Un cas extrême est celui des applets Java d'avant la version 1.2, avant l'ajout de la fonction java.security.SecureRandom
; comme Java est très efficace pour isoler le code d'application du matériel, obtenir une graine aléatoire était un défi difficile à relever. La solution habituelle était d'avoir deux ou trois threads fonctionnant simultanément et changeant follement de thread, de sorte que le nombre de changements de threads par seconde soit quelque peu aléatoire (en fait, cela tente d'extraire le caractère aléatoire à travers le timing des actions du planificateur du système d'exploitation, qui dépendent de ce qui se passe également sur la machine, y compris les événements liés au matériel). Ce n'était pas du tout satisfaisant.
Un problème avec les mesures liées au temps est que l'attaquant sait également quelle est l'heure actuelle. Si l'attaquant a un accès applicatif à la machine, il peut également lire le compteur de cycles.
Certaines personnes ont proposé d'utiliser les cartes audio comme sources de "bruit blanc" en réglant l'amplificateur à son maximum (même les serveurs ont de l'audio de nos jours). D'autres plaident pour la mise sous tension des webcams (nous savons que les vidéos des webcams sont "bruyantes" et que c'est bon pour le hasard, même si la webcam est face à un mur) ; mais les serveurs avec webcams ne sont pas courants. Vous pouvez également envoyer un ping à un serveur de réseau externe (par ex. www.google.com
) et voir combien de temps il met à revenir (mais cela pourrait être observé par un attaquant espionnant le réseau).
La beauté de l'étape de mélange, avec une fonction de hachage, est que l'entropie ne peut que s'accumuler ; il n'y a aucun mal à ajouter des données, même si ces données ne sont pas si aléatoires.
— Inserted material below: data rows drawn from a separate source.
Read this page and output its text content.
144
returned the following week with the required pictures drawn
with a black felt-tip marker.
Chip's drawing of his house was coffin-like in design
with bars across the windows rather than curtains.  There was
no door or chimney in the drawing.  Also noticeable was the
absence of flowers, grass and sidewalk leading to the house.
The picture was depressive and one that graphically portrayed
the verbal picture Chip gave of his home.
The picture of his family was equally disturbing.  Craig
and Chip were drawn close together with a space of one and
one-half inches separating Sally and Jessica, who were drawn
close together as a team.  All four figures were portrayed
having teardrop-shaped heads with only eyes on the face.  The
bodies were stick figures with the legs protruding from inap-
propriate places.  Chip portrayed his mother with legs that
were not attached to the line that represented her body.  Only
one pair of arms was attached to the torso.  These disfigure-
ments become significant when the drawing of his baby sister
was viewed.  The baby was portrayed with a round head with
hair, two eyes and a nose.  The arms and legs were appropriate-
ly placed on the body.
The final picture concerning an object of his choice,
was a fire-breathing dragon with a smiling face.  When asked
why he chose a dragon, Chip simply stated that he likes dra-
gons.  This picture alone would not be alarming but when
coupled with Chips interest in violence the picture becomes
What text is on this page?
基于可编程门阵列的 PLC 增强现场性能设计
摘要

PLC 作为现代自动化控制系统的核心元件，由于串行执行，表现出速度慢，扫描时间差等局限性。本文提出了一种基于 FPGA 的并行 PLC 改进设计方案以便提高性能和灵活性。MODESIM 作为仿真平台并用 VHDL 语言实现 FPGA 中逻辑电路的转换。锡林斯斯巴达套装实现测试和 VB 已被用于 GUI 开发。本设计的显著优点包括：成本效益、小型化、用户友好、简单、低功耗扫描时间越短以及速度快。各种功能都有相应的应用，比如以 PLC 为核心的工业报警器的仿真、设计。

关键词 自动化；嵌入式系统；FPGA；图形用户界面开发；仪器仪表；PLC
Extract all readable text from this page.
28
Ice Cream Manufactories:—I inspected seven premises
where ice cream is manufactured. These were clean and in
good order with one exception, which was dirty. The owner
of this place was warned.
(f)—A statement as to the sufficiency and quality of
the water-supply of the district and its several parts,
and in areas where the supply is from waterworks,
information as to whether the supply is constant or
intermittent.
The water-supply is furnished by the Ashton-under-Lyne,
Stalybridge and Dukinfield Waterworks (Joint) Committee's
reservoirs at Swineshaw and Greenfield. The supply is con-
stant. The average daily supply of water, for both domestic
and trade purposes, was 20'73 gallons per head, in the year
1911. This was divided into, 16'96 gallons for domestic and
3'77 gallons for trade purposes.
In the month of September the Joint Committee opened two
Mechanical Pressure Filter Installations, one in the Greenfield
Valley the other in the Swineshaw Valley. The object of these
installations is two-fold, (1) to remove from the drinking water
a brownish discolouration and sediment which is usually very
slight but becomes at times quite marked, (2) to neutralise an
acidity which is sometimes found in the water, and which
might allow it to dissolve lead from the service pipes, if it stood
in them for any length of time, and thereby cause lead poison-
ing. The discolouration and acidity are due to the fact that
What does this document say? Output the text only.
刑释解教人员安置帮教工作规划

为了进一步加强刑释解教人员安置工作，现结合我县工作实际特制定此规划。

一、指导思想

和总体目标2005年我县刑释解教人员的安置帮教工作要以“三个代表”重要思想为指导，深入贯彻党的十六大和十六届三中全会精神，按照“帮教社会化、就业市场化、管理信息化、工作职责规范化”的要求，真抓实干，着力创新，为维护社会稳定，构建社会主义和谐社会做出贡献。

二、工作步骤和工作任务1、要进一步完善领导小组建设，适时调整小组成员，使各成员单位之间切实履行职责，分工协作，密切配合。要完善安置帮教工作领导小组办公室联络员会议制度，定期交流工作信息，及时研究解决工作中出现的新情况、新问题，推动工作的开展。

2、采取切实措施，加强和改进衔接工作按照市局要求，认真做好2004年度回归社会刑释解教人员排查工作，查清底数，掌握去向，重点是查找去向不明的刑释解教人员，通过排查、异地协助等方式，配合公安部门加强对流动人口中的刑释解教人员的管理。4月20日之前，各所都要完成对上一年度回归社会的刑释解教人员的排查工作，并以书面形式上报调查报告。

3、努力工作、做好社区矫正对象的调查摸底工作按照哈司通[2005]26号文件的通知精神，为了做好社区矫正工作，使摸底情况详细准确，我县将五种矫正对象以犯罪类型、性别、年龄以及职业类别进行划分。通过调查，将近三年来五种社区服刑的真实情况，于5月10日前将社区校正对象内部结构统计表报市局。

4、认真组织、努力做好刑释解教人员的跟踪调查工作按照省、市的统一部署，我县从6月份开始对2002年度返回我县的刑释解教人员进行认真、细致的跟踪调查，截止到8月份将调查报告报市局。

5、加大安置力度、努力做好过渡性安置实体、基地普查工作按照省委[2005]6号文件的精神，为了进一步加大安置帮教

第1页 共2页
Il suffit de faire passer autant de données que possible par la fonction de hachage. Les fonctions de hachage sont assez rapides (une bonne implémentation de SHA-512 traitera plus de 150 Mo/s sur un PC typique, en utilisant un seul cœur) et l'ensemencement ne se produit pas si souvent.
4. Conclusion
Utilisez un HSM . Ils coûtent quelques centaines ou milliers de dollars, mais vos secrets ne valent-ils pas beaucoup plus que cela ? Un HSM comprend du matériel RNG, exécute l'algorithme PRNG et stocke la graine avec une résistance à la falsification. En outre, la plupart des HSM sont déjà certifiés au regard de diverses réglementations nationales (par exemple, FIPS 140 aux États-Unis et les niveaux EAL en Europe).
Si vous êtes si bon marché que vous n'achèterez pas de HSM, ou si vous voulez protéger des données qui n'ont pas beaucoup de valeur, construisez un PRNG cryptographiquement sûr en utilisant une graine obtenue par hachage. lots de mesures physiques. Tout ce qui provient d'un matériel doit être haché, ainsi que l'instant (lire "compteur de cycles") auquel ces données ont été obtenues. Vous devriez hacher les données par mégaoctet ici. Ou, mieux encore, faites pas le faire : il suffit d'utiliser les facilités offertes par votre système d'exploitation, qui inclut déjà un tel code.